しかし、幸運なことにコロナは治り、退院しました。

その後の心境の変化

  • スティーブ・ジョブズは、死のコンセプトこそ人生を発明するものだと語りました。この2015年のスタンフォード大学のスピーチは真実であり、私はそもそも何の為に生きているか、より深く考えました。
  • まず、弊社の事業が世界に大きく貢献していなかったので、とても恥ずかしくなりました。もっと苦しんでいる人を救う、インパクトの大きなビジネスをしなければならない。私は以前の100倍大きなビジネスプランを構想しています。以前より大胆で野心的になったと思います。
  • 事業をやるからには私は10兆円を稼ぎ、9.99兆円を世界を変える社会的起業家や慈善事業に寄付したいと思うようになりました。今年コロナに関して私がその様に立ち回るのは会社が小さいので不可能です。本当に恥ずかしく思っています。本来なら私は匿名で、タイガーマスクやキアヌ・リーブスの様に、世界中にマスクと医療ガウンを配りまくるべきです。でも会社がまだ成功していないからそれができない。歯がゆさと劣等感しかありません。
  • シリコンバレーでは”スタートアップ創業者はゴキブリの様であれ”と言われています。その通りだと痛感しました。私にはゴキブリの様なたくましさが全く足りませんでした。ゴキブリほど逆境に強い生物も珍しいです。会社もゴキブリ的に、逆境に強い会社になれる様経営を再構築しています。たとえ核戦争がきても、弊社は生き残れる様にしたいです。
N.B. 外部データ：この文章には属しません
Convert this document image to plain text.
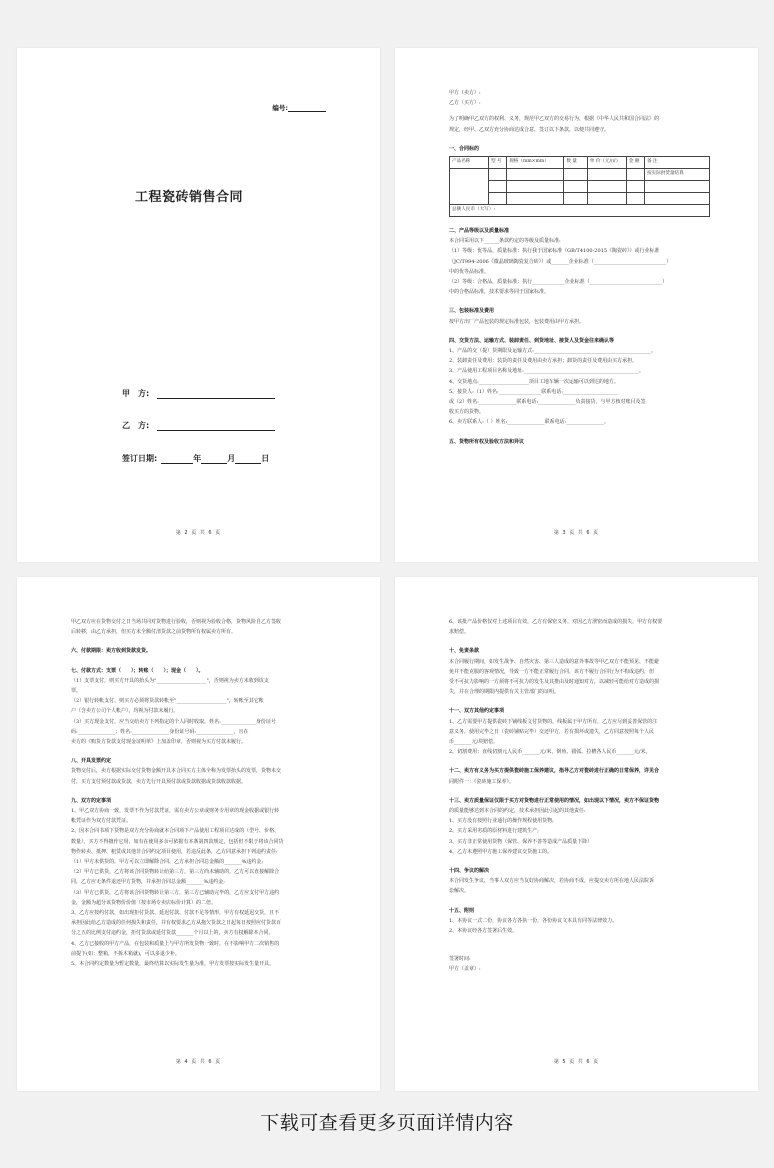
编号:
工程瓷砖销售合同
甲　方:
乙　方:
签订日期:	年	月	日
第 2 页 共 6 页

甲方（卖方）:

乙方（买方）:

为了明确甲乙双方的权利、义务，规范甲乙双方的交易行为，根据《中华人民共和国合同法》的

规定，经甲、乙双方充分协商达成合意，签订以下条款，以便共同遵守。

一、合同标的

产品名称	型 号	规格（mm×mm）	数 量	单 价（元/㎡）	金 额	备 注
						按实际供货量结算

总额人民币（大写）:						

二、产品等级以及质量标准

本合同采用以下______条款约定的等级及质量标准:

（1）等级：优等品，质量标准：执行我于国家标准（GB/T4100-2015《陶瓷砖》）或行业标准

（JC/T994-2006《微晶玻璃陶瓷复合砖》）或_______企业标准（_____________________________）

中的优等品标准。

（2）等级：合格品，质量标准：执行_____________企业标准（_____________________________）

中的合格品标准，技术要求等同于国家标准。

三、包装标准及费用

按甲方出厂产品包装的规定标准包装，包装费用由甲方承担。

四、交货方法、运输方式、装卸责任、到货地址、接货人及货金往来确认等

1、产品的交（提）货期限及运输方式:_______________________________________________。

2、装卸责任及费用：装货的责任及费用由卖方承担；卸货的责任及费用由买方承担。

3、产品使用工程项目名称及地址:______________________________________________。

4、交货地点:____________________项目工地车辆一次运输可以到达的地方。

5、接货人:（1）姓名:_________________联系电话:______________________

或（2）姓名:_______________联系电话:_______________负责接货，与甲方核对账目及签

收买方的货物。

6、卖方联系人:（ ）姓名:_______________联系电话:_______________。

五、货物所有权及验收方法和异议

第 3 页 共 6 页

甲乙双方应在货物交付之日当场共同对货物进行验收，否则视为验收合格，货物风险自乙方签收

后转移，由乙方承担，但买方未全额付清货款之前货物所有权属卖方所有。

六、付款期限：卖方收到货款发货。

七、付款方式：支票（　　）；转账（　　）；现金（　　）。

（1）支票支付，则买方开具的抬头为"____________________"，否则视为卖方未收到该支

票。

（2）银行转帐支付，则买方必须将货款转帐至"____________________"，转帐至其它帐

户（含卖方公司个人帐户），均视为付款未履行。

（3）买方现金支付，应当交给卖方下列指定的个人同时收取，姓名:______________身份证号

码:_______________；姓名:_______________身份证号码:_______________，且在

卖方的《购货方货款支付现金证明单》上加盖印章，否则视为买方付款未履行。

八、开具发票约定

货物交付后，卖方根据实际交付货物金额开具本合同买方主体全称为发票抬头的发票，货物未交

付，买方支付预付款或货款，卖方先行开具预付款或货款收据或货款收款收据。

九、双方的定事项

1、甲乙双方协商一致，发票不作为付款凭证，需有卖方公章或财务专用章的现金收据或银行转

帐凭证作为双方付款凭证。

2、因本合同书项下货物是双方充分协商就本合同项下产品使用工程项目达成的（型号、价格、

数量），买方不得擅作它用，如有在使用多余可依据有本条第四款规定，包括但不限于将该合同货

物作转卖、抵押、租赁或其他非合同约定项目使用，若违反此条，乙方同意承担下列违约责任:

（1）甲方未供货的，甲方可以立即解除合同，乙方承担合同总金额的_______%违约金;

（2）甲方已供货，乙方将该合同货物转让给第三方，第三方尚未辅助的，乙方可以直接解除合

同，乙方应无条件退还甲方货物，并承担合同总金额_______%违约金;

（3）甲方已供货，乙方将该合同货物转让第三方，第三方已辅助完毕的，乙方应支付甲方违约

金，金额为超分该货物价价值（按市场专卖店标价计算）的二倍。

3、乙方应按约付款，如出现拒付货款、延迟付款、付款不足等情形，甲方有权延迟交货，且不

承担因此给乙方造成的任何损失和责任，并有权要求乙方从拖欠货款之日起每日按照应付货款百

分之五的比例支付违约金，拒付货款或延付货款_______个月以上的，卖方有权解除本合同。

4、乙方已接收的甲方产品，在包装和质量上与甲方所发货物一致时，在不影响甲方二次销售的

前提下(如：整箱，不拆木箱就)，可以多退少补。

5、本合同约定数量为暂定数量，最终结算以实际发生量为准，甲方发票按实际发生量开具。

第 4 页 共 6 页

6、该批产品价格仅对上述项目有效，乙方有保密义务，对因乙方泄密而造成的损失，甲方有权要

求赔偿。

十、免责条款

本合同履行期间，如发生战争、自然灾害、第三人造成的意外事故等甲乙双方不能预见、不能避

免并不能克服的客观情况，导致一方不能正常履行合同，该方不履行合同行为不构成违约，但

受不可抗力影响的一方须将不可抗力的发生及其推由及时通知对方，以减轻可能给对方造成的损

失，并在合理的期限内提供有关主管部门的证明。

十一、双方其他约定事项

1、乙方需要甲方提供瓷砖下铺线板文付货物的，线板属于甲方所有，乙方应尽到妥善保管的注

意义务，使用完毕之日（瓷砖铺贴完毕）交还甲方，若有损坏或遗失，乙方同意按照每个人民

币_______元/块赔偿。

2、切割费用：直线切割元人民币_______元/米，倒角、圆弧、拉槽各人民币_______元/米。

十二、卖方有义务为买方提供瓷砖施工保养建议，指导乙方对瓷砖进行正确的日常保养，详见合

同附件一：《瓷砖施工保养》。

十三、卖方质量保证仅限于买方对货物进行正常使用的情况，如出现以下情况，卖方不保证货物

的质量能够达到本合同的约定，技术承担因此引起的其他责任:

1、买方没有按照行业通行的操作规程使用货物;

2、买方采用劣质的原材料进行建筑生产;

3、买方非正常使用货物（保管、保养不善等造成产品质量下降）

4、乙方未遵照甲方施工保养建议交货施工的。

十四、争议的解决

本合同发生争议，当事人双方应当友好协商解决，若协商不成，应提交卖方所在地人民法院诉

讼解决。

十五、附则

1、本协议一式二份，协议各方各执一份，各份协议文本具有同等法律效力。

2、本协议经各方签署后生效。

签署时间:

甲方（盖章）:

第 5 页 共 6 页
下载可查看更多页面详情内容
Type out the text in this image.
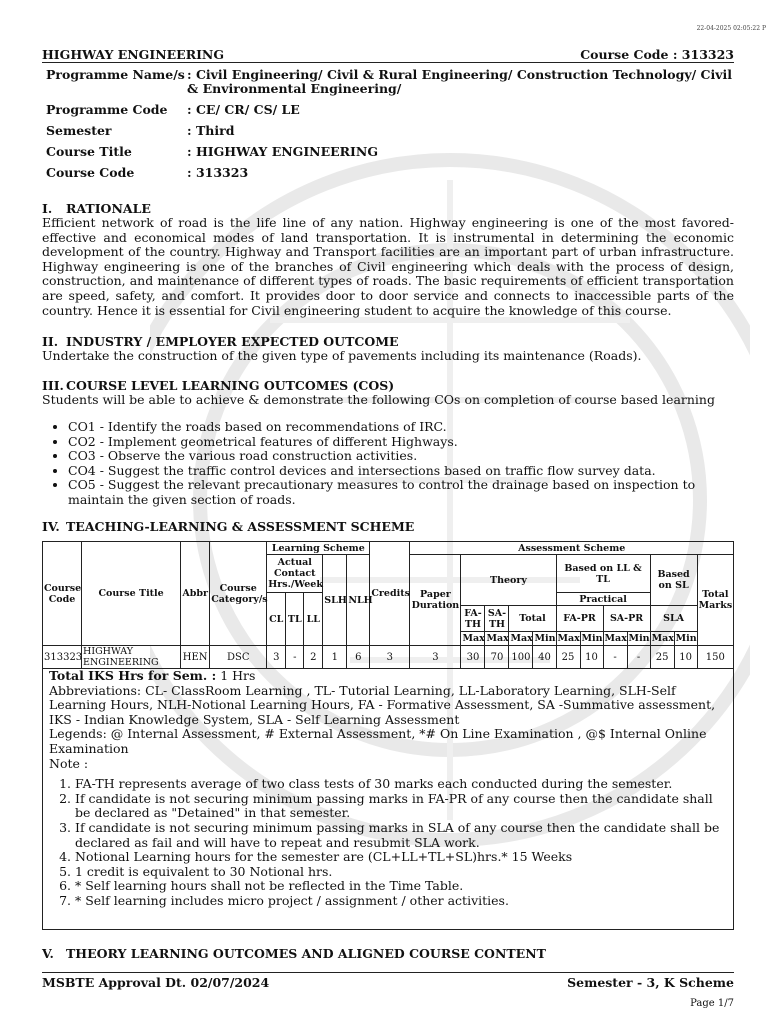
22-04-2025 02:05:22 P
HIGHWAY ENGINEERING	Course Code : 313323
Programme Name/s : Civil Engineering/ Civil & Rural Engineering/ Construction Technology/ Civil & Environmental Engineering/
Programme Code	: CE/ CR/ CS/ LE
Semester	: Third
Course Title	: HIGHWAY ENGINEERING
Course Code	: 313323
I. RATIONALE
Efficient network of road is the life line of any nation. Highway engineering is one of the most favored-effective and economical modes of land transportation. It is instrumental in determining the economic development of the country. Highway and Transport facilities are an important part of urban infrastructure. Highway engineering is one of the branches of Civil engineering which deals with the process of design, construction, and maintenance of different types of roads. The basic requirements of efficient transportation are speed, safety, and comfort. It provides door to door service and connects to inaccessible parts of the country. Hence it is essential for Civil engineering student to acquire the knowledge of this course.
II. INDUSTRY / EMPLOYER EXPECTED OUTCOME
Undertake the construction of the given type of pavements including its maintenance (Roads).
III. COURSE LEVEL LEARNING OUTCOMES (COS)
Students will be able to achieve & demonstrate the following COs on completion of course based learning
• CO1 - Identify the roads based on recommendations of IRC.
• CO2 - Implement geometrical features of different Highways.
• CO3 - Observe the various road construction activities.
• CO4 - Suggest the traffic control devices and intersections based on traffic flow survey data.
• CO5 - Suggest the relevant precautionary measures to control the drainage based on inspection to maintain the given section of roads.
IV. TEACHING-LEARNING & ASSESSMENT SCHEME
Course Code	Course Title	Abbr	Course Category/s	Learning Scheme					Credits	Assessment Scheme											
				Actual Contact Hrs./Week			SLH	NLH		Paper Duration	Theory				Based on LL & TL				Based on SL		Total Marks
				CL	TL	LL									Practical						
											FA-TH	SA-TH	Total		FA-PR		SA-PR		SLA		
											Max	Max	Max	Min	Max	Min	Max	Min	Max	Min	
313323	HIGHWAY ENGINEERING	HEN	DSC	3	-	2	1	6	3	3	30	70	100	40	25	10	-	-	25	10	150
Total IKS Hrs for Sem. : 1 Hrs
Abbreviations: CL- ClassRoom Learning , TL- Tutorial Learning, LL-Laboratory Learning, SLH-Self Learning Hours, NLH-Notional Learning Hours, FA - Formative Assessment, SA -Summative assessment, IKS - Indian Knowledge System, SLA - Self Learning Assessment
Legends: @ Internal Assessment, # External Assessment, *# On Line Examination , @$ Internal Online Examination
Note :
1. FA-TH represents average of two class tests of 30 marks each conducted during the semester.
2. If candidate is not securing minimum passing marks in FA-PR of any course then the candidate shall be declared as "Detained" in that semester.
3. If candidate is not securing minimum passing marks in SLA of any course then the candidate shall be declared as fail and will have to repeat and resubmit SLA work.
4. Notional Learning hours for the semester are (CL+LL+TL+SL)hrs.* 15 Weeks
5. 1 credit is equivalent to 30 Notional hrs.
6. * Self learning hours shall not be reflected in the Time Table.
7. * Self learning includes micro project / assignment / other activities.
V. THEORY LEARNING OUTCOMES AND ALIGNED COURSE CONTENT
MSBTE Approval Dt. 02/07/2024	Semester - 3, K Scheme
Page 1/7
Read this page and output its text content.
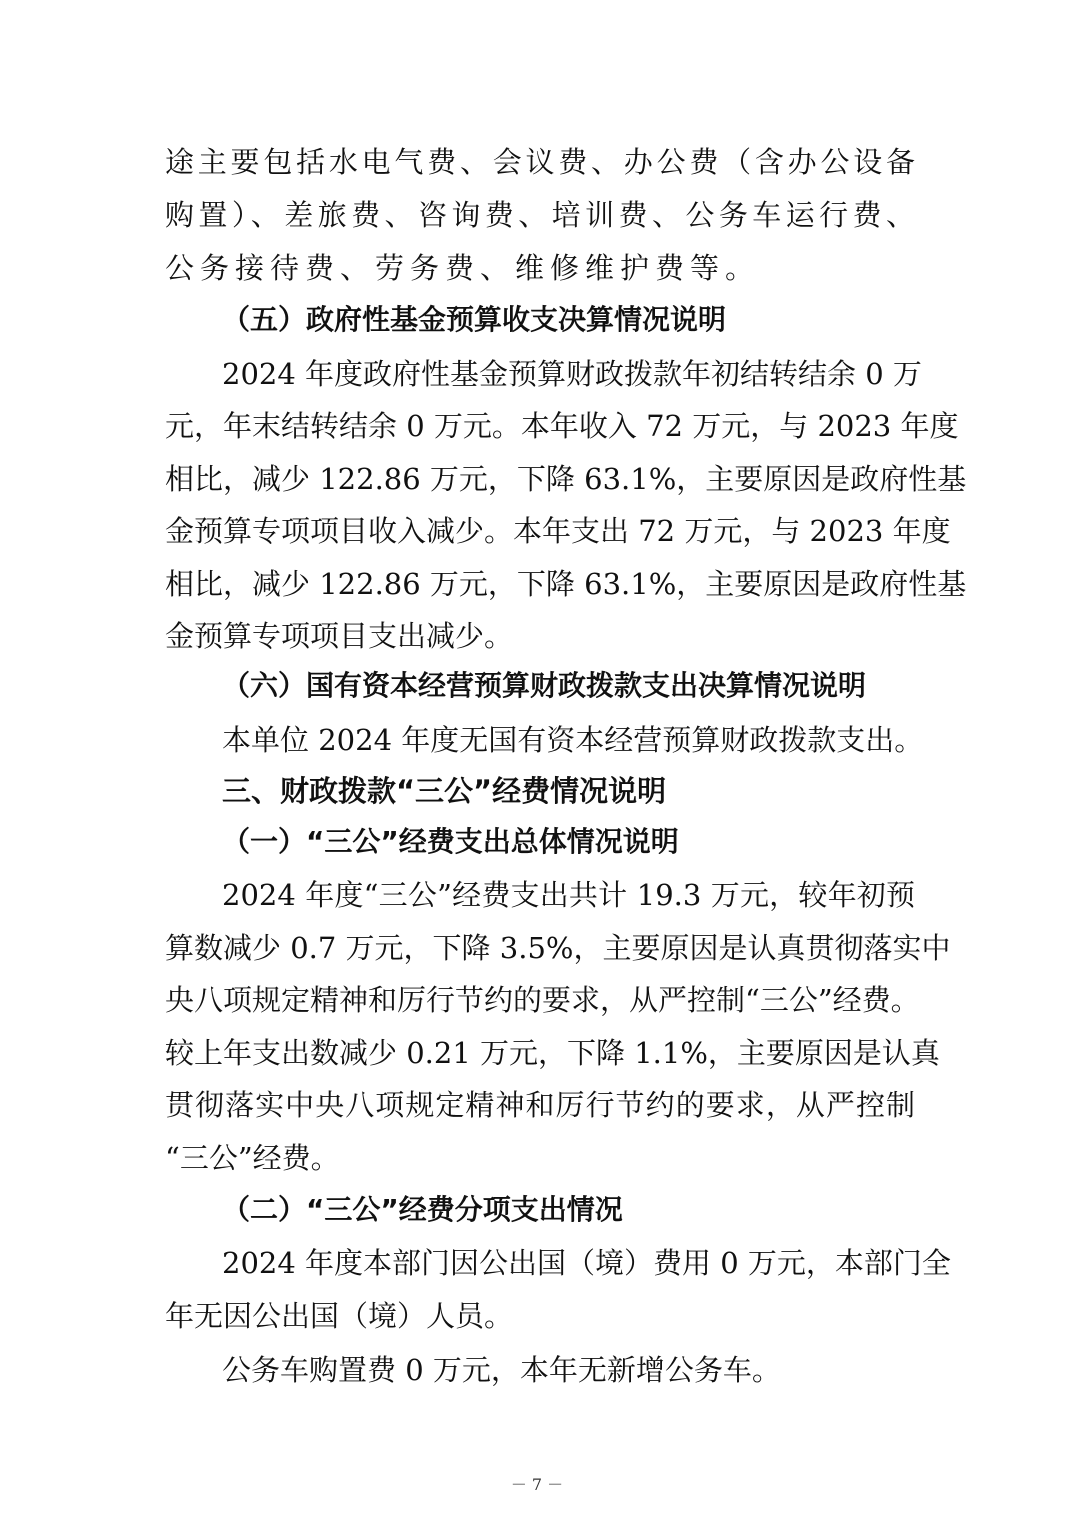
途主要包括水电气费、会议费、办公费（含办公设备
购置）、差旅费、咨询费、培训费、公务车运行费、
公务接待费、劳务费、维修维护费等。
（五）政府性基金预算收支决算情况说明
2024 年度政府性基金预算财政拨款年初结转结余 0 万
元，年末结转结余 0 万元。本年收入 72 万元，与 2023 年度
相比，减少 122.86 万元，下降 63.1%，主要原因是政府性基
金预算专项项目收入减少。本年支出 72 万元，与 2023 年度
相比，减少 122.86 万元，下降 63.1%，主要原因是政府性基
金预算专项项目支出减少。
（六）国有资本经营预算财政拨款支出决算情况说明
本单位 2024 年度无国有资本经营预算财政拨款支出。
三、财政拨款“三公”经费情况说明
（一）“三公”经费支出总体情况说明
2024 年度“三公”经费支出共计 19.3 万元，较年初预
算数减少 0.7 万元，下降 3.5%，主要原因是认真贯彻落实中
央八项规定精神和厉行节约的要求，从严控制“三公”经费。
较上年支出数减少 0.21 万元，下降 1.1%，主要原因是认真
贯彻落实中央八项规定精神和厉行节约的要求，从严控制
“三公”经费。
（二）“三公”经费分项支出情况
2024 年度本部门因公出国（境）费用 0 万元，本部门全
年无因公出国（境）人员。
公务车购置费 0 万元，本年无新增公务车。
－ 7 －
(もっと言えば、右のスーパーゴキブリの様になりたいものです)

  • 私とCFOはコロナ感染・その後の不景気の間も懸命に動き回り、6000万円の資金調達を完了させました。ラッキーな事に日本政府は、コロナウイルス対策で中小企業支援の貸付パッケージを立ち上げました。弊社はその全てに申し込みました。銀行残高から計算して、弊社は売上がなくても24か月生き残ることができます。(米国ではこの計算方法=残高/月経費 の事をランウェイ、つまりスタートアップの寿命と言います) 私はP/L(損益計算書)を中心に考えていましたが、危機でもっとも大事なのはB/S(貸借対照表)であることを学びました。極論、月経費が100万円の会社は、銀行残高が1.2億円あれば、売上ゼロでも10年間生き残れるのですから。このB/Sならアフターコロナの好景気チャンスは確実に掴めます。
  • 私の今の目標は疫病・気候変動・ヘイト・人種差別など、すべての人類の重要課題を解決する会社になりたいと思っています。私なりに全てのテーマに貢献するアイデアがあります。小さな金儲けには全く興味がなくなってしまいました。私個人の事はどうでもよくなりました。世界を良くしたい、その為に全身全霊をかけてプロジェクトを大きくしたい、と本気で思う様になりました。

感染体験の詳細

私の肺のレントゲン写真のコロナの影を含め、

長いブログを書いています。

https://bit.ly/2CzNzYI

生物学的見解

歴史上、ウイルスは生物を脅かすとともに、生命体に刺激を与え、進化を加速させ、結果としてより強くしているという科学者の見方もあります。人類も社会も、進化するときには逆境が必要かもしれません。

数学的な見方

逆正弦定理、という確率論の考え方が存在します。

コインの表裏、という50/50の確率の単純なゲームでさえ、

表と裏が均等に代わる代わる出やすいという現象になる事は少なく、

表が多く出たり、裏が多く出たり、といった現象が多い、

という直感に反する事象が起きます。

コロナの場合は、因果関係もあるので波及して世界全体で悪い現象(経済含む)がドミノ式に起きているわけですが、

悪い現象が続けて起きているからといって、

良い現象がもう起こらないと諦めてしまうのも良くないと思います。

なぜならギャンブル(拡張して考えると物理事象一般)に負けるときは負けが続くことが多い、

という確率論の法則があるのですから。

むしろ悪い現象の連続を切り抜けたら、

それが永遠に続く事はなく、

その先には良い現象が連続する”場の流れ(麻雀的な表現)”があると思われます。

逆境では必死にサバイバルに努め、

したたかに良い流れが来るのを待つ、

というのは正しい心の持ちようかもしれません。

第二次世界対戦中の英国首相・チャーチルは”明けない夜はない”と言って、ナチスドイツとの苦しい戦い中も国民を鼓舞しました。

ゲームに負け続けているときは、

夜は長く感じるかもしれません。

でも気持ちで負けてはいけないと思います。

なぜなら負けが続きやすいのと同様に、

勝つときは勝ちが続きやすいことも、

宇宙の法則である数学で決まっているのですから。

最後のメッセージ

コロナウイルスに、敢えて有難うと言いたいと思います。

あなたは私を殺そうとした後に、

私と私の会社を強くしてくれた気がしています。